Combien d’arbres compte Vénissieux ?
Le patrimoine arboré géré directement par la commune est de 7 180 arbres. S’y ajoutent les 5 254 arbres gérés par la Métropole sur les trottoirs. L’opération « Puisoz – Grand Parilly » a permis de planter près de 1 000 nouveaux arbres. Enfin, le nombre d’arbres qui se trouvent sur les terrains des particuliers, des entreprises et des bailleurs est estimé à plus d’un millier d’unités. On a donc près de 15 000 arbres à Vénissieux, auxquels s’ajoutent une bonne partie de ceux du parc de Parilly et des espaces agricoles des Grandes Terres.

Quelles mesures prend la Ville pour adapter son patrimoine arboricole ?
Nous enlevons les arbres malades et nous en replantons en changeant les essences. On les remplace par des variétés qui demandent moins d’eau et qui résistent mieux au dessèchement, mais qui doivent aussi supporter des épisodes de gel.

Comment végétaliser davantage la ville ?
Il faut poursuivre les plantations d’arbres d’alignement sur les trottoirs, sans gêner les déplacements de personnes à mobilité réduite. Je pense aussi qu’il faut intégrer la végétalisation des aménagements dès leur conception, plutôt que « débitumer » l’existant, ce qui pourrait avoir des conséquences négatives. Par exemple, végétaliser et enherber les places, conduirait à installer les marchés dans les rues.


« MAINTENANT, C’EST NOTRE ARBRE ! »

« À la Sainte Catherine, tout bois prend racine. » Ce dicton bien connu rappelle le bon moment de l’année, fin novembre, pour planter arbres et arbustes. Des élèves de CM1-CM2 du groupe scolaire Parilly ont respecté cette indication pleine de sagesse, et sont allés planter une vingtaine d’arbres dans le grand parc voisin. Une initiative de la Métropole qui veut sensibiliser les jeunes à la lutte contre le réchauffement climatique. « Les arbres sont malades à cause de la canicule, les jardiniers sont obligés de les couper » se désole Amel.
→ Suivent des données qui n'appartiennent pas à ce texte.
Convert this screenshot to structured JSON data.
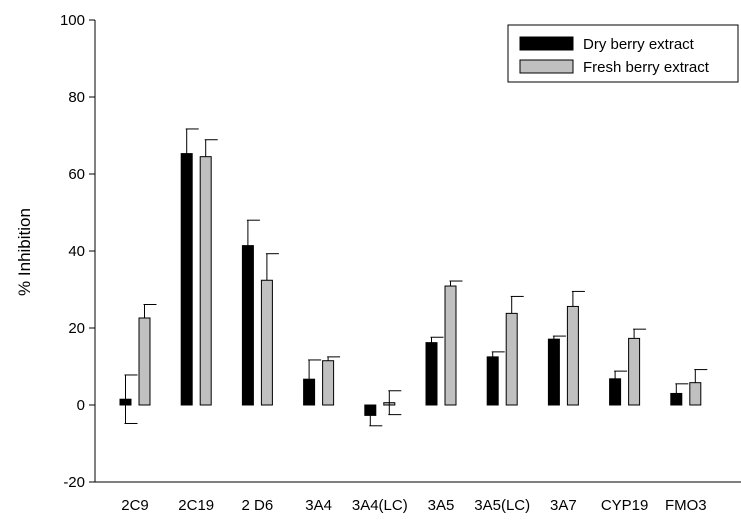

Achille, lui, a adoré l’étude des feuilles. « On a vu des petites bêtes, comme les mille pattes. Elles mangent les feuilles qui tombent par terre et après, leur caca fait du terreau très bon pour les arbres. » La plantation des arbres a été un jeu d’enfant, à entendre Ali : « alors, on a pris un arbuste, on a mouillé ses racines, on a creusé un trou, on l’a mis dedans, on a mis des copeaux de bois autour et un bambou pour qu’il pousse droit, puis on a installé un grillage autour. Aussi, on a accroché notre nom sur une fiche. Maintenant, c’est notre arbre ! » Depuis, Achille y est retourné avec ses parents, pour voir s’ils avaient poussé. « Ça ne va pas vite », a-t-il observé…

 


EN EUROPE, UN ARBRE SUR DEUX MENACÉ D’EXTINCTION

Des 454 espèces d’arbres européens, 42 % sont menacées d’extinction, selon l’Union internationale pour la conservation de la nature. Plus inquiétant, 58 % des arbres endémiques d’Europe (ceux qui n’existent nulle part ailleurs sur la planète) sont menacés et 15 % ont été classés dans la catégorie « en danger critique », dernier palier avant l’extinction. Les sorbiers, l’orme de montagne, le marronnier ou certains lauriers font partie des espèces les plus menacées.